A story to share: Cattle Industry Convention 2012 in Nashville

February 5, 2012 1 comment

So I arrived a touch sleepy in Nashville after having left home at 2pm the day before to head through Calgary, L.A. and Houston. I thought I would sleep enroute, in a plane or a layover, but no luck. But I was very glad to be on the ground and outta the airport by 10:30am.

I grabbed the shuttle to the hotel and chat with some folks from a co-op farm store, one of NCBA’s board members and a lovely rancher’s wife. Got to the hotel, praying like heck that my room would be ready because I had 20 min to get my travel weary tooshie showered and to a meeting that I really wanted to attend. Thankfully it was, and off I went to navigate the 2,881 rooms to find mine. Seriously, this place is enormous. And gorgeous. Very hard not to get distracted or lost, but more on that later.

Talk about a fish outta water. I’ve lived in million people cities, been to very large conferences and I had yet to encounter anything like walking into the USA’s national Cattle Industry Conference. I have never seen so many people involved in one interest, so excited and engaged.

So I naturally started thinking of home and all the folks with whom I wished I could share my trip with. Oh wait, I have a blog now. I intended to blog daily about what was happening. Then I decided that since I’m so good at finding entertaining things, I’d rather get out there and take full advantage of being in Nashville with so many cattle-lovers, and return to the notes later. So I’m going to go over my notes and re-visit my experiences, distilling my excitement into a series of posts.

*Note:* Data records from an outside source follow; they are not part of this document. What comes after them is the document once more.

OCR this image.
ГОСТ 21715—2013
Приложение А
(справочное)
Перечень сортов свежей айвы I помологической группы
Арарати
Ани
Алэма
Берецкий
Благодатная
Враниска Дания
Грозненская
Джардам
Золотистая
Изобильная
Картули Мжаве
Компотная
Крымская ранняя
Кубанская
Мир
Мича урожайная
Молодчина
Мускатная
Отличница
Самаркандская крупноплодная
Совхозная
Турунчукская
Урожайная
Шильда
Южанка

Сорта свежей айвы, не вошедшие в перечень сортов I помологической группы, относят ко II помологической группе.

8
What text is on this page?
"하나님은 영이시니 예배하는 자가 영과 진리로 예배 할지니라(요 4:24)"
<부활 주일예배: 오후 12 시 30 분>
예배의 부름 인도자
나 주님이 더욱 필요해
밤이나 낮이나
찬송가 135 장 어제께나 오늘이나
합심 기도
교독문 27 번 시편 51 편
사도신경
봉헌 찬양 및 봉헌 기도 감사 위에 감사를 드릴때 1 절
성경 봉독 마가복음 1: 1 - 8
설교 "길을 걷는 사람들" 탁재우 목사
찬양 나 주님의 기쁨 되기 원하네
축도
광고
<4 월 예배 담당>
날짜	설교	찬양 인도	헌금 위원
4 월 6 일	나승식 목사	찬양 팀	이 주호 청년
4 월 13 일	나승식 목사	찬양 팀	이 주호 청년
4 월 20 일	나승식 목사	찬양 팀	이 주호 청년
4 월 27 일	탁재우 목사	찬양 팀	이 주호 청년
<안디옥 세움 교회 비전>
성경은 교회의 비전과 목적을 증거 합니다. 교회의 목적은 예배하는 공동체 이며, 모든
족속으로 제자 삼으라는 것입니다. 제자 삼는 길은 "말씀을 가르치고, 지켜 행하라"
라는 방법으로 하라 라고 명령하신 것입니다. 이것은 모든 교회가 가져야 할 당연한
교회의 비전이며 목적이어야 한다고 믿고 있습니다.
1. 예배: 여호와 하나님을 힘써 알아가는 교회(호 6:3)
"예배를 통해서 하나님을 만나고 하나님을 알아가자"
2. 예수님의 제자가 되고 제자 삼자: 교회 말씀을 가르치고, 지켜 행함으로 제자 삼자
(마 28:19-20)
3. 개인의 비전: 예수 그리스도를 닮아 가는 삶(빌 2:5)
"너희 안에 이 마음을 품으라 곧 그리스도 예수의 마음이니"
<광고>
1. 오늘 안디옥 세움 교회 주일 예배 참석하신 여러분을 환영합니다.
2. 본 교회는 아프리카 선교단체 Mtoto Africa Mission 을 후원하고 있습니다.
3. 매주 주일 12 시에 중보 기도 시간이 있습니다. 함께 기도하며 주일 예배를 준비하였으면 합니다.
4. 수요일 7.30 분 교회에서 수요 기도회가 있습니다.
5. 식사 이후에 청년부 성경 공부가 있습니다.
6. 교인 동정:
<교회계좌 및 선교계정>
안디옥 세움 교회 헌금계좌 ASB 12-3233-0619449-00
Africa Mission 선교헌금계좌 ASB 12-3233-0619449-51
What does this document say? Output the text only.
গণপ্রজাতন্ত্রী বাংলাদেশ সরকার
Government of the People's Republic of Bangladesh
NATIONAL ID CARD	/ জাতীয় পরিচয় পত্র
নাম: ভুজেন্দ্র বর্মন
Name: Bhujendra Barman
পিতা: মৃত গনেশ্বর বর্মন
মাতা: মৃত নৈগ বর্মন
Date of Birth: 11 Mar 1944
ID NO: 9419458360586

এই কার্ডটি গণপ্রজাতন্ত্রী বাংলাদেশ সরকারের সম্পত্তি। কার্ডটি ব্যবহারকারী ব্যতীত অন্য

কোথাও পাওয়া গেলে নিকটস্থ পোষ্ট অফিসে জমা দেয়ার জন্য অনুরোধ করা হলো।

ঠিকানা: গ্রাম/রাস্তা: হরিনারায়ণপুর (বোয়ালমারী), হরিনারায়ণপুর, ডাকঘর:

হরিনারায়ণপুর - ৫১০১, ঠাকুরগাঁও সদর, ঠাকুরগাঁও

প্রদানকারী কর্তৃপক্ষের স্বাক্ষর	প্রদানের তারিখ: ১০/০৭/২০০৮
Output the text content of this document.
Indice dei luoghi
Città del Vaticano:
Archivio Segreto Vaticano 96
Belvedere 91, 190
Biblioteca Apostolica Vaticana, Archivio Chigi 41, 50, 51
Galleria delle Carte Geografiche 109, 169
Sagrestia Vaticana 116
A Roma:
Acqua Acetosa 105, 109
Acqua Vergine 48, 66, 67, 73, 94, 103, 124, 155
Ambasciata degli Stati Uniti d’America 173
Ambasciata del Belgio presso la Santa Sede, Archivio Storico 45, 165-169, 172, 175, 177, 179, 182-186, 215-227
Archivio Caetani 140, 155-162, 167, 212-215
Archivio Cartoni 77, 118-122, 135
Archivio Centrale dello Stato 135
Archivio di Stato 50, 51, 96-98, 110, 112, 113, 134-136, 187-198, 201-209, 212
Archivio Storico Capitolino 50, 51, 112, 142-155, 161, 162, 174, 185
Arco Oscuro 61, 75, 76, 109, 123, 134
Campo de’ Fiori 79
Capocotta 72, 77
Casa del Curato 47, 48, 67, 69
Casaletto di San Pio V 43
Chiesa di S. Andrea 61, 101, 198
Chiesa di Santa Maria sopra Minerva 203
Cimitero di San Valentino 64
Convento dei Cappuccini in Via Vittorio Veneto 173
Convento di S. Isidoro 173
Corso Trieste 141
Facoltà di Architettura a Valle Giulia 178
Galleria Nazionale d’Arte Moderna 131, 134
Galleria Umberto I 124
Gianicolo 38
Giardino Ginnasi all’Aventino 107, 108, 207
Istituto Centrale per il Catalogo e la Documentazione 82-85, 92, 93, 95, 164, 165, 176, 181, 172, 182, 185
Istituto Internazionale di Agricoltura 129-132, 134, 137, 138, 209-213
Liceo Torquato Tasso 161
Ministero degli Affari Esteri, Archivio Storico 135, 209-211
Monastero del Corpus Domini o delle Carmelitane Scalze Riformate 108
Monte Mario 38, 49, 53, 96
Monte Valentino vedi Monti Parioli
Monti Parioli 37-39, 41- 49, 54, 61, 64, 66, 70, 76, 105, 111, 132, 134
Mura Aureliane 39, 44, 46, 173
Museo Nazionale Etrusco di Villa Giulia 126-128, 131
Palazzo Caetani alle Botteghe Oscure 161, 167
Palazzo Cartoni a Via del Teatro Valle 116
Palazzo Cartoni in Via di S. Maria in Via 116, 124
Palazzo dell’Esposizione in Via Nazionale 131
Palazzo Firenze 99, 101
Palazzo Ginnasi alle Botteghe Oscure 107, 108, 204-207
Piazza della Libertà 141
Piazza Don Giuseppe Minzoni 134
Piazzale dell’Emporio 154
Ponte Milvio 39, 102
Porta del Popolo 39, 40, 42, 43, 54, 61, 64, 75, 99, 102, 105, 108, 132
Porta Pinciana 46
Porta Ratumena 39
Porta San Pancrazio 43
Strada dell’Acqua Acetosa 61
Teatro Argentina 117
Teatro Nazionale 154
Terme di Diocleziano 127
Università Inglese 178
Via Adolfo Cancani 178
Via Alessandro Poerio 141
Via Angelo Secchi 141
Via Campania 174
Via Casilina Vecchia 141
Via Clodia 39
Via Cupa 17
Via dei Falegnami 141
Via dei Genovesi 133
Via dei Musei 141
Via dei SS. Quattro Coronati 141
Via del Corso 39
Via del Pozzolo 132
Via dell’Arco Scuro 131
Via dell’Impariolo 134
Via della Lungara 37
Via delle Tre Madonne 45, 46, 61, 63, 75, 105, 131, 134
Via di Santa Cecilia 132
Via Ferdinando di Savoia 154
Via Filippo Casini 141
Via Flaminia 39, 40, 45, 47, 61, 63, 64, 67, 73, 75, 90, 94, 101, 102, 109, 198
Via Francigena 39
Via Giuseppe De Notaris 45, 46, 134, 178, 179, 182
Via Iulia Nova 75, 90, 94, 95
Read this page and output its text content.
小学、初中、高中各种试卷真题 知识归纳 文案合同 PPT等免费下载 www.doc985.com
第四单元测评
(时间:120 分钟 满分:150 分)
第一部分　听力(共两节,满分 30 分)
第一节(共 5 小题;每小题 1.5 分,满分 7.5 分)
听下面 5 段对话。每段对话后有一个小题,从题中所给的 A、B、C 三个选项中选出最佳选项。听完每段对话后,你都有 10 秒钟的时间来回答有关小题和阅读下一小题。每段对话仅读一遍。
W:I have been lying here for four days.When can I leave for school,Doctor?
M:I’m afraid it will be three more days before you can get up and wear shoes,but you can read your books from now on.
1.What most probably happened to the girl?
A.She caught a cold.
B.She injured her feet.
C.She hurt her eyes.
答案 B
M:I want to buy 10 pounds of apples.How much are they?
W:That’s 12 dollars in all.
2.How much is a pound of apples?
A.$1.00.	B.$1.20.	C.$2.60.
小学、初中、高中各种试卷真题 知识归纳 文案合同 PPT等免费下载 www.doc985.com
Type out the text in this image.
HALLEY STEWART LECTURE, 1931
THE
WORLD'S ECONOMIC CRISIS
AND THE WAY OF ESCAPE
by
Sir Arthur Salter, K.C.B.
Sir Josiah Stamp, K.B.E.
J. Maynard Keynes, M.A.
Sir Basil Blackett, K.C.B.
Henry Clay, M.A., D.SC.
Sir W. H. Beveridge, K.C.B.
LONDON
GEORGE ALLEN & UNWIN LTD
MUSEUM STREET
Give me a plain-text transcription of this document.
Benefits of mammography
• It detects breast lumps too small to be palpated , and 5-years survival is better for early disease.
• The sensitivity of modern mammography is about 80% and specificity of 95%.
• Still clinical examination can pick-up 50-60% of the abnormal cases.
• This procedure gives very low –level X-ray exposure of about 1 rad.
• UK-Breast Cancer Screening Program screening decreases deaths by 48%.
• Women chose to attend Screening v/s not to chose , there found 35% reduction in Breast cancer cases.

Likely the more coherent choice for those of you that read this.

The next few posts on here will cover the activities at the conference. Some might be on a specific meeting or topic. There was a lot of intense things ranging from profitability of cow-calf operations, to navy seal ordeals, carcass evaluations and predictions for the near future of the beef industry. But all in all, I am so thankful that I had the opportunity to attend and hope this enriches your life at least a fraction of what it did for mine.